In Max’s drunken state and being at death’s door, with all the physical illnesses added, she suddenly is superwoman again. She is sober in seconds and works out a plan how they can save St. Mary’s. In the morning she presents it and I do not see how what she plans on doing, is so much better than what Ronan is doing. They are going to rescue items that were destroyed in the past. Like the library in Alexandria. Suddenly she is not ill at all and the doctors who prescribed bedrest seem to have amnesia, because they plan for the mission, alongside her. And off they go to a burning library. They save as many scrolls as they can and take them to some caves where they will put them in urns, which an archeological team from the University of Thirsk will find, in the future, having been tipped off by St. Mary’s as to where to go searching. Only Ronan arrives with his gangsters and a shoot out takes place where valuable people get killed. Suddenly they are all gun slingers. But I guess Historians can do anything and everything. Where have I gone wrong?

Ronan steals the specially designed pod that Chief had designed and built for the mission, and it is the pod that they saw in the Cretaceous time. The one that got destroyed there. The book ends with Bairstow having paid Shakespeare to write a final play and having buried it so they could find it, at St. Mary’s, in their own time. How exactly is this different from what Ronan is doing? History travel to make a profit. I would say that it is Max that creates the horrible future Chief wants to prevent at St. Mary’s, with her plans to go back and save things from destruction. Altering history. And for Bairstow and Chief to not to see this?

I will not read any more books in this series since I hate series. And I hate how Taylor repeats “Historians are like this” over and over and over in the book.
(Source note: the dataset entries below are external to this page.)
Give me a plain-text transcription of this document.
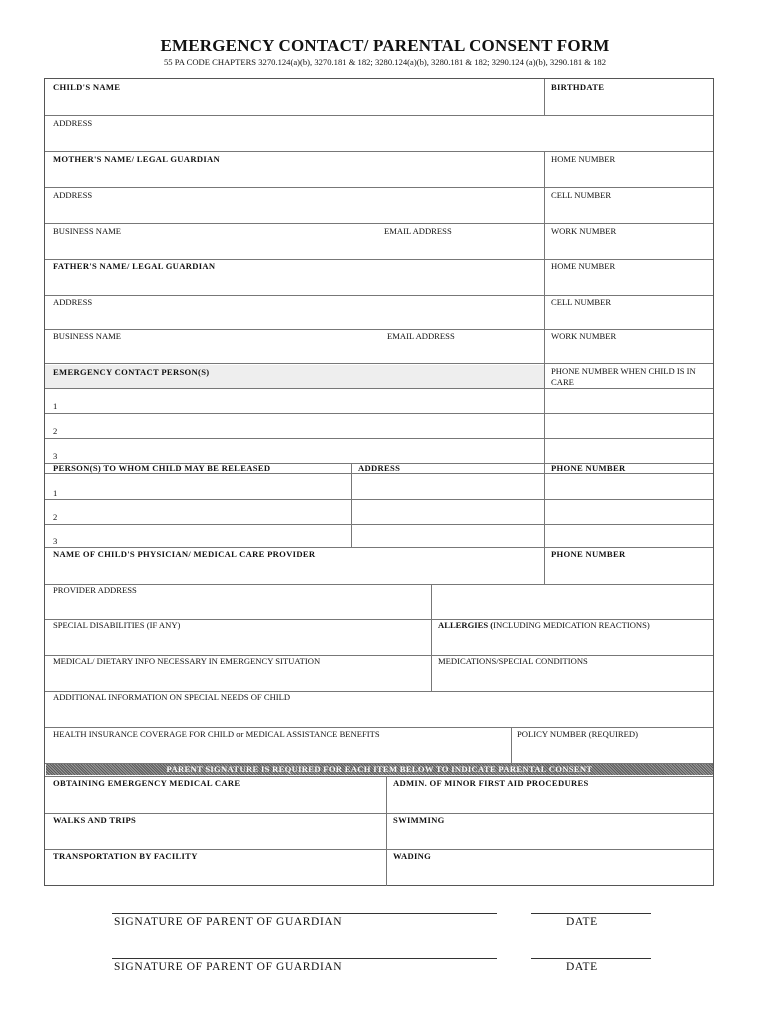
EMERGENCY CONTACT/ PARENTAL CONSENT FORM
55 PA CODE CHAPTERS 3270.124(a)(b), 3270.181 & 182; 3280.124(a)(b), 3280.181 & 182; 3290.124 (a)(b), 3290.181 & 182
CHILD'S NAME	BIRTHDATE
ADDRESS
MOTHER'S NAME/ LEGAL GUARDIAN	HOME NUMBER
ADDRESS	CELL NUMBER
BUSINESS NAME	EMAIL ADDRESS	WORK NUMBER
FATHER'S NAME/ LEGAL GUARDIAN	HOME NUMBER
ADDRESS	CELL NUMBER
BUSINESS NAME	EMAIL ADDRESS	WORK NUMBER
EMERGENCY CONTACT PERSON(S)	PHONE NUMBER WHEN CHILD IS IN CARE
1
2
3
PERSON(S) TO WHOM CHILD MAY BE RELEASED	ADDRESS	PHONE NUMBER
1
2
3
NAME OF CHILD'S PHYSICIAN/ MEDICAL CARE PROVIDER	PHONE NUMBER
PROVIDER ADDRESS
SPECIAL DISABILITIES (IF ANY)	ALLERGIES (INCLUDING MEDICATION REACTIONS)
MEDICAL/ DIETARY INFO NECESSARY IN EMERGENCY SITUATION	MEDICATIONS/SPECIAL CONDITIONS
ADDITIONAL INFORMATION ON SPECIAL NEEDS OF CHILD
HEALTH INSURANCE COVERAGE FOR CHILD or MEDICAL ASSISTANCE BENEFITS	POLICY NUMBER (REQUIRED)
PARENT SIGNATURE IS REQUIRED FOR EACH ITEM BELOW TO INDICATE PARENTAL CONSENT
OBTAINING EMERGENCY MEDICAL CARE	ADMIN. OF MINOR FIRST AID PROCEDURES
WALKS AND TRIPS	SWIMMING
TRANSPORTATION BY FACILITY	WADING
SIGNATURE OF PARENT OF GUARDIAN	DATE
SIGNATURE OF PARENT OF GUARDIAN	DATE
Making us sound like we are another species entirely from the rest of humanity! It makes me as upset as when Isobel (in Alexander McCall Smith’s Sunday Philosophy Club) in book after book drags up the fact that Jamie is so much younger than her and so beautiful and why is he content with her. You just get sick and tired of hearing things over and over again. Move on for heaven’s sake. I also hated the sex scenes described and Max’s Superwoman powers, which no human possesses. What could have been an interesting trail through time, the historians meeting interesting people, having perhaps a difficult time to get home, getting too much involved in history, would have been interesting. But not the direction that this book ended up taking!